What do you suppose a 6-foot-tall, 2-foot-wide chunk of concrete would do to you if it fell on you? Something bad, we suspect.
Or what if it landed on a car? Or on railroad tracks as an Amtrak train was passing through? Or on a propane truck?
How stable can a building be when something as big and heavy as a 12-square-foot block of masonry gets loose enough to just peel off a wall and crash to the ground?
What else is going on inside a building that could cause harm to individuals in or near it, or which would further jeopardize the integrity of the structure? Pieces don’t just fall off buildings without underlying problems.
So one has to wonder how long the court system and officials in the city and county of Albany can continue to put up with the condition of the 95-year-old, 11-story Central Warehouse building in downtown Albany.
And how long should government put up with a wily owner who, from his public comments, seems indifferent to the issues raised?
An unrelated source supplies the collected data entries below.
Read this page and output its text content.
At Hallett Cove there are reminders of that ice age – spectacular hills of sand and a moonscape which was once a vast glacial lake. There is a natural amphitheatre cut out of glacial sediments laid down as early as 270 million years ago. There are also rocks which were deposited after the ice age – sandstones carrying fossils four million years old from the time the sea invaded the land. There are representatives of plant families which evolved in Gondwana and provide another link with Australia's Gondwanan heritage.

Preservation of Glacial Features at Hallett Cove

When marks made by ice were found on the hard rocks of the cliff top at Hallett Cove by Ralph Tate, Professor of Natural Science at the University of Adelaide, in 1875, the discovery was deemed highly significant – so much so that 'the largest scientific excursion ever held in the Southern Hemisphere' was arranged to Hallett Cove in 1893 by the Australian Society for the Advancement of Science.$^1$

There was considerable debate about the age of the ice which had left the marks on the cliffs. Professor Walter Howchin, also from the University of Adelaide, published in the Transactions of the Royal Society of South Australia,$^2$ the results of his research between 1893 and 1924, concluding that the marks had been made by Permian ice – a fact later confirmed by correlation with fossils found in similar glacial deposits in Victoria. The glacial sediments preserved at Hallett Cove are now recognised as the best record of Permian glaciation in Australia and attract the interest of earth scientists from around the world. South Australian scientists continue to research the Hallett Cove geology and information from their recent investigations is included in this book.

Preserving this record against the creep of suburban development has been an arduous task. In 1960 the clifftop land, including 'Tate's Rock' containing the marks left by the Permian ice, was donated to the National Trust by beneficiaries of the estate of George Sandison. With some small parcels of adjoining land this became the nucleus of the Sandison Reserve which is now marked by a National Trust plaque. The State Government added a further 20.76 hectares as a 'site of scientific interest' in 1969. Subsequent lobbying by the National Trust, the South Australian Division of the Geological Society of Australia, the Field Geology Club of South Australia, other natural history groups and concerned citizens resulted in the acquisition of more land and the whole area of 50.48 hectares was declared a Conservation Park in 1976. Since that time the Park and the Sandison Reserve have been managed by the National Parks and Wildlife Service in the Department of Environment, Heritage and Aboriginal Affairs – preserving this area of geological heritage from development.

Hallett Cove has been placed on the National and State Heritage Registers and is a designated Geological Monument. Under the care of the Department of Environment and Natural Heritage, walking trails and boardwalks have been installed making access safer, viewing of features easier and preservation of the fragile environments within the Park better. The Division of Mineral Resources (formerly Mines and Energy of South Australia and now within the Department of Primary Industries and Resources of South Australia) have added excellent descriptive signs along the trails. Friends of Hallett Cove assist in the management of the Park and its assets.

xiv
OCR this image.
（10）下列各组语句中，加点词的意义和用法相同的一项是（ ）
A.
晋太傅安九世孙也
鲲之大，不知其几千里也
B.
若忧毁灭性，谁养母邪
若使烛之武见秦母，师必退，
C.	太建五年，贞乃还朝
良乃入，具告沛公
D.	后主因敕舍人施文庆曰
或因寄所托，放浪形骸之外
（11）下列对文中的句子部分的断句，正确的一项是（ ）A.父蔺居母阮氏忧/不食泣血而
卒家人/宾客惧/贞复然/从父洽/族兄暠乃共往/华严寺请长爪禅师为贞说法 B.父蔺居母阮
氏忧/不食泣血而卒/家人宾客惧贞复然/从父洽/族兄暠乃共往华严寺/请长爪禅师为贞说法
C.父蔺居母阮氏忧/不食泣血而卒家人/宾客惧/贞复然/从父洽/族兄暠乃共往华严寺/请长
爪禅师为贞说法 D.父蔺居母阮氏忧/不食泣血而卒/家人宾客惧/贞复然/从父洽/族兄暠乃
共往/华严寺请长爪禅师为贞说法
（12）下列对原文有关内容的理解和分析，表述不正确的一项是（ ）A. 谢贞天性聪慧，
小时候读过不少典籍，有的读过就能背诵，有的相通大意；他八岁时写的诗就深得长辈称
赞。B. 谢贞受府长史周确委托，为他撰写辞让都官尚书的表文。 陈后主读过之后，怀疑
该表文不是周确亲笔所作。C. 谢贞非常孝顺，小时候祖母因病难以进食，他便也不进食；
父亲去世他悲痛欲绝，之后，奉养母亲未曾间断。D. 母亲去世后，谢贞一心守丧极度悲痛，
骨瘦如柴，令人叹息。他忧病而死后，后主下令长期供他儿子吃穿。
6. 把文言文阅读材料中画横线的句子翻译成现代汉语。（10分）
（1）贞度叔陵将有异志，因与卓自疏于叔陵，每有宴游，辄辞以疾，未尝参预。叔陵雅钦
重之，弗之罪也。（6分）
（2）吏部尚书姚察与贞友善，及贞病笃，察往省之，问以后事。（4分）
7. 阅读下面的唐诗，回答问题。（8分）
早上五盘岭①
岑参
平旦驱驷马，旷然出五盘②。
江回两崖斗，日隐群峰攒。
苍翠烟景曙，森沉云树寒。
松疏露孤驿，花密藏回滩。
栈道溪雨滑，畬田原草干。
City officials had to declare a temporary emergency last week after a new engineering report found that a portion of one wall of the structure was in “imminent” risk of collapse. That prompted Amtrak to temporarily suspend westbound service along a line that passes very close to that wall.
The report noted extensive deterioration of the concrete structure, both interior and exterior. Officials shored up the building for now at significant taxpayer expense. And the city gave the owner 10 days to address some of the most pressing problems.
The owner, Evan Blum, has been cited for violations before without taking action, city officials say. He also apparently owes the county about $550,000 in overdue taxes.
How much longer should local government officials have to wait before the courts compel the owner to make repairs or force him to give up ownership of the building?
Another collapse of a portion of wall or a shift in the structure could happen at any time while frustrated public officials and the owner continue their legal dance.
The government has tools at its disposal to force reluctant owners to take care of their properties and fix safety violations.
We’ve seen governments fine homeowners for not fixing cracks in the sidewalk in front of their houses. Building owners are regularly cited for violations that might contribute to a fire, like a lack of sprinklers or smoke alarms. We’ve seen governments take over properties for delinquent taxes and failure to address code violations. How is this any different?
At some point, public safety has to take priority over all other considerations.
We clearly have reached that point. Enough is enough.
If the engineering reports support the need for significant repairs or demolition, then our public officials have an obligation to use all of their authority to move full speed ahead to avert an impending catastrophe.
Some say this matter is far from over.
Tell that to the next person who stares up at a falling chunk of concrete from this building as it takes aim at his head.